Outside, on Rundle Street, the theatre’s façade presented a spectacular neon display, with the world rotating at the top and skyrockets shooting up and exploding into myriad coloured stars. This added to Rundle Street’s reputation of being the most-brilliantly-neon-sign-lit street in the world after Broadway in New York.
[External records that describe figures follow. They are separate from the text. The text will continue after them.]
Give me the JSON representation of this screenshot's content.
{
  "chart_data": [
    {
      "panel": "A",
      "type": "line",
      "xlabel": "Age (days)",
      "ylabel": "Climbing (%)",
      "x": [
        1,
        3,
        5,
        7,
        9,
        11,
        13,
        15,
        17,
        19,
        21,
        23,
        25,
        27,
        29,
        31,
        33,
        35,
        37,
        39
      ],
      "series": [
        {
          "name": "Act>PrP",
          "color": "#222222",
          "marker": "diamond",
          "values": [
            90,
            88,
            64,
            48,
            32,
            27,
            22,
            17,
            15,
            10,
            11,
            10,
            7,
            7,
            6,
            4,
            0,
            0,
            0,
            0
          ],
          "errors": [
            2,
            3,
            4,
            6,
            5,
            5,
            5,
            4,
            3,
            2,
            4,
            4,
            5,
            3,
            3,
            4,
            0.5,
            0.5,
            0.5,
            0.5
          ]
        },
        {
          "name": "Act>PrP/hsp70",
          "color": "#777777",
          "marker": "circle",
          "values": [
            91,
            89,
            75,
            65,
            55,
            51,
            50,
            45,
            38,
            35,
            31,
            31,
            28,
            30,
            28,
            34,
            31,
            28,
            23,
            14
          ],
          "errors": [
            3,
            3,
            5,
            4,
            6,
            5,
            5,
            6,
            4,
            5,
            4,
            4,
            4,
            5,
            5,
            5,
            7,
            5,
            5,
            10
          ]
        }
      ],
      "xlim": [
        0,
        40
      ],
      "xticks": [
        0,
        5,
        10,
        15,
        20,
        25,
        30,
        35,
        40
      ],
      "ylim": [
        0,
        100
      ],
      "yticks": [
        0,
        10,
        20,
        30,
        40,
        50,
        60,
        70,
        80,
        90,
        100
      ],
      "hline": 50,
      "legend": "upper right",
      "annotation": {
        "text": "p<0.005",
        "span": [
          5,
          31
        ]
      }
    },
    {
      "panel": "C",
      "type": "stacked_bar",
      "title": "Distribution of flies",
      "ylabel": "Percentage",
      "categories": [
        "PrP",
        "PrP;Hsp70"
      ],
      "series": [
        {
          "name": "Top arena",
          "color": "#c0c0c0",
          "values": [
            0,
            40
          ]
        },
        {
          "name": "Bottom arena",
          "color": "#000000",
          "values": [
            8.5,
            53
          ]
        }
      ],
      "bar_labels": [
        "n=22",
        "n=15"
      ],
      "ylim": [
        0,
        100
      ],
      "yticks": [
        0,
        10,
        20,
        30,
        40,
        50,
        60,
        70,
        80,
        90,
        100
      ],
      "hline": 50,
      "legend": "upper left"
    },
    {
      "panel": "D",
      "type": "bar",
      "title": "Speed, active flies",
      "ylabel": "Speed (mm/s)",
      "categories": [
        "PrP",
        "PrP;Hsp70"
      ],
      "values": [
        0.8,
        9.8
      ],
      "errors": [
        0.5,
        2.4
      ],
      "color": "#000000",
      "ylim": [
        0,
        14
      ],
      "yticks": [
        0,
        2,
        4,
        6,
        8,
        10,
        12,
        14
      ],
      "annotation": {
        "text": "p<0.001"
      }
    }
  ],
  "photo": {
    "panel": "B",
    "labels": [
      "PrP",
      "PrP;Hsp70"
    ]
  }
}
This reputation, and the Savoy’s display, was dimmed by World War II brownouts: drops in the South Australian electrical power supply.

The Savoy News-Luxe Theatre also opened, as The Mail newspaper reported, with its own “picture producing plant” to record newsreels of important South Australian events “such as the recent floods, Adelaide's remarkable industrial development, important Charity and Patriotic Functions, A.I.F. (Australian Imperial Forces) pictures taken with the Government's approval”.

The Mail said the South Australian-made newsreels “all will give an intimacy and local interest which will fulfil the craving we all have to see ourselves on the screen as others see us”. The Savoy’s production plant in Adelaide also would be “fully capable of acting as the nucleus of a full-size Production Unit, which may ultimately lead to the development of actual feature picture production, as the clear atmosphere of South Australia, free from humidity – the enemy of the Movie Camera – makes such a development attractive”.

The Savoy, showing the latest newsreels from Cinesound Review or Movietone News and comedy shorts such as a Steve Smith special, installed CinemaScope in the mid 1950s but the impending dawn of television in 1959 began the end of the popular little newsreel theatre. It closed as the Savoy Theatre in February 1961 and reopened a week later as the Globe Theatre and screened newsreels for the next 18 months before closing in 1962 with the building later demolished.